Common Vertices

Assume that an integral number of sides (say $y$ ) of the $2973$ -gon and integral number (say $x$ ) of the $1982$ -gon will subtend an equal angle at the center of the circle. Now, one side of the $2973$ -gon will subtend $\frac{360}{2973}$ degrees, so y sides will obviously subtend $\frac{360y}{2973}$ degrees. Similarly the other polygon will subtend $\frac{360x}{1982}$ degrees.

Now remember what we said about the respective number of sides of the polygon (obviously both regular) subtending equal angles at the center? Yeah. Just equate the angles we just got, that is $\theta=\frac{360y}{2973}=\frac{360x}{1982}$ . You get the least integral solution to be something on the lines of $y=3$ and $x=2$ (so yeah, that's like many of the GCD-solutions in the comments here).

Now we're almost done. Just divide the respective polygons' number of sides by $y$ or $x$ . Either way you get $\frac{2973}{y}=\frac{1982}{x}=991$ . And that's your answer.

I do have one doubt though - won't the last coinciding vertex be the same as the first one? Answer should be $990$ then.

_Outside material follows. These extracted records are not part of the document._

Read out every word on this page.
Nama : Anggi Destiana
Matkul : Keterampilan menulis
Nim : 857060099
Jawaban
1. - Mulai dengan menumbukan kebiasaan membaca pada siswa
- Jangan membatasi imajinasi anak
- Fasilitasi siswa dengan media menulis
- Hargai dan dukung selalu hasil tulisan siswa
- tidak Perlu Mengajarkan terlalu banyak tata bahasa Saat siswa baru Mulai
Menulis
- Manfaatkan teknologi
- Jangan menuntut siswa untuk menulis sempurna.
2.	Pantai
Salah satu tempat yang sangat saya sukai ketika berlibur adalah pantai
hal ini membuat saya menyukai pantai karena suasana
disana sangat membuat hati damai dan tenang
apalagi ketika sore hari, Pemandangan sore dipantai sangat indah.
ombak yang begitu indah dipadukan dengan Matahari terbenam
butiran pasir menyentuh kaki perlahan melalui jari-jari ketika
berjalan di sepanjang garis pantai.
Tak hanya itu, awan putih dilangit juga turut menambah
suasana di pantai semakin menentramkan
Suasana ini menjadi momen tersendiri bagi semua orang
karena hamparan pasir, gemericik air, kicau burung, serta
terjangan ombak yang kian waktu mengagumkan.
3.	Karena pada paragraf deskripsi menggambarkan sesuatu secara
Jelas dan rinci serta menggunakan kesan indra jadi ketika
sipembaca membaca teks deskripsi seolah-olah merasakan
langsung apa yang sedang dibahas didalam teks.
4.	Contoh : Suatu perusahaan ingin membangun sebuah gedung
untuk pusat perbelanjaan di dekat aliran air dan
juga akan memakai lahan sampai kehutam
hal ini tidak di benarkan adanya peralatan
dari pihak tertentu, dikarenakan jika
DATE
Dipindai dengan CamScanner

let N1=1982 N2=2973 and here angle at vertex of a triangle formed by centre of the circle is given by Nc1=(360/1982) and Nc2=(360/2973) and by taking the ratio Nc1:Nc2=2:3 which means for every three vertices of larger poygon or for every two sides of smaller polygin there will be common vertex so the answer is (1982/2)=(2973/3)=991

To find the common vertices i just find out the greatest integer of 1982 and 2973 and got the ans without considering the no of common roots and all....nyways good sum!

Until and unless it is given that one vertex is the same for both polygons, the solution shall stand invalid

just 2973-1982= 991